Faith has been very hard for me in general for a long time, and now this. I’m not finding any comfort. Nothing is getting better. Why would a loving God let something like this happen?
No response.
The pastor got up and started talking. They were doing a drive for money. Of course they were. I was getting ready to leave when they started talking about what they were going to do with the money. 100% of it was going to local, secular non-profits.
I had just been talking with someone whose opinion on the subject of church I respect very much. We had chatted about what the perfect one would look like. Two things we discussed related to money included open books and really giving, through works and cash, to the community. This place checked both boxes. I gave some money to the fund and told myself I’d come back next time I’m not traveling on Sunday.
Following church I went on another ‘saying goodbye’ pilgrimage, this time to a trail along the Cedar River we had walked together. On that day we wore our Norway waterproof clothing to test them out in the rain before our trip. My pants had failed the test, rain leaking into my pockets and drenching my underwear, making it look like I had wet myself. She laughed so hard at this.
We talked about a lot of things on our walk, her getting treatment when we return, spending more quality time with the kids, taking them on the same trail as a family activity. I thought about how none of those things happened and never would. I told her I missed her and that I wanted her there with me. I told her I wished I was holding her hand. And then for just a moment it felt like she was there and we were doing just that. I cried a lot. I said goodbye.
It was time for lunch so I stopped at Taco Time and ordered the same thing we always ordered, a taco salad with chicken. I wondered how many people have cried over a taco salad at Taco Time and laughed through my tears at the ridiculousness of the question.
K was working that day and T and E didn’t want to join me on my adventures, but I promised them a 1pm return to watch the Seahawks and Sounders. It was time to head home. We sat on the couch and watched both teams lose. Just another Sunday in rainy Seattle.
And then I had to do the final thing I’d put on my list for the day. I had to hang our family pictures.
I mentioned in another post I’d bought a new house to escape Christine. She was everywhere in the last place and I couldn’t handle seeing her around every corner. Since moving to the new home I’ve put off hanging our portraits. I didn’t want to see them. I didn’t want to see her. It was more reminder that she was gone forever and I’m without her. That I’m totally and completely alone.
So today I took some nails and a hammer and hung the pictures. I was teary eyed and sniffling the entire time, but I got through it.
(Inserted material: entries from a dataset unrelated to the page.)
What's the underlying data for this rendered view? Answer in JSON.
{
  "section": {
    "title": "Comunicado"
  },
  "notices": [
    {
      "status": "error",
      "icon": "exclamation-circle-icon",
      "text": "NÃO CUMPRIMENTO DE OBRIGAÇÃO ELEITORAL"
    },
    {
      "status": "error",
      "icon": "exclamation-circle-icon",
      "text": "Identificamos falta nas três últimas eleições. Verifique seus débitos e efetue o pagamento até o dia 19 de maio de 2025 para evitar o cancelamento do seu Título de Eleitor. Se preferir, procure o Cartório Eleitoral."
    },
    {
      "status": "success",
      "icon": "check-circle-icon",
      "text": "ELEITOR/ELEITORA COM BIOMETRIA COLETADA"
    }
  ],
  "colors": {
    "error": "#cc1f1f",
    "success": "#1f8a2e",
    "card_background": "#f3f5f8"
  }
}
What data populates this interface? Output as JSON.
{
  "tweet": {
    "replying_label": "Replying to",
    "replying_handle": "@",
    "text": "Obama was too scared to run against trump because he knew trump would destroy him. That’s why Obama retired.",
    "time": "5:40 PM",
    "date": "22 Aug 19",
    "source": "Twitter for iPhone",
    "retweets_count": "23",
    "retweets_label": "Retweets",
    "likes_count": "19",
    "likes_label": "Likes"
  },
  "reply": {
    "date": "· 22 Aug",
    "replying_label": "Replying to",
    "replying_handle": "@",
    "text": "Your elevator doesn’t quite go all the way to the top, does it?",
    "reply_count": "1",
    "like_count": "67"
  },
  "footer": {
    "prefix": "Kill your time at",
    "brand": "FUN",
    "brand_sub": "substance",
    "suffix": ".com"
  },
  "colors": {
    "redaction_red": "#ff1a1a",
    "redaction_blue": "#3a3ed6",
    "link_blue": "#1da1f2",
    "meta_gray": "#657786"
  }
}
And she’s finally part of our new home.
I had to look up the song. One Foot.
I applaud you for setting boundaries, when there is a suicide people are so curious and totally trample all over your feelings, and privacy wanting to know everything, every detail. And in the end does it matter how it happened when the outcome is still the same, and every time will arrive at the same conclusion, no matter the vehicle.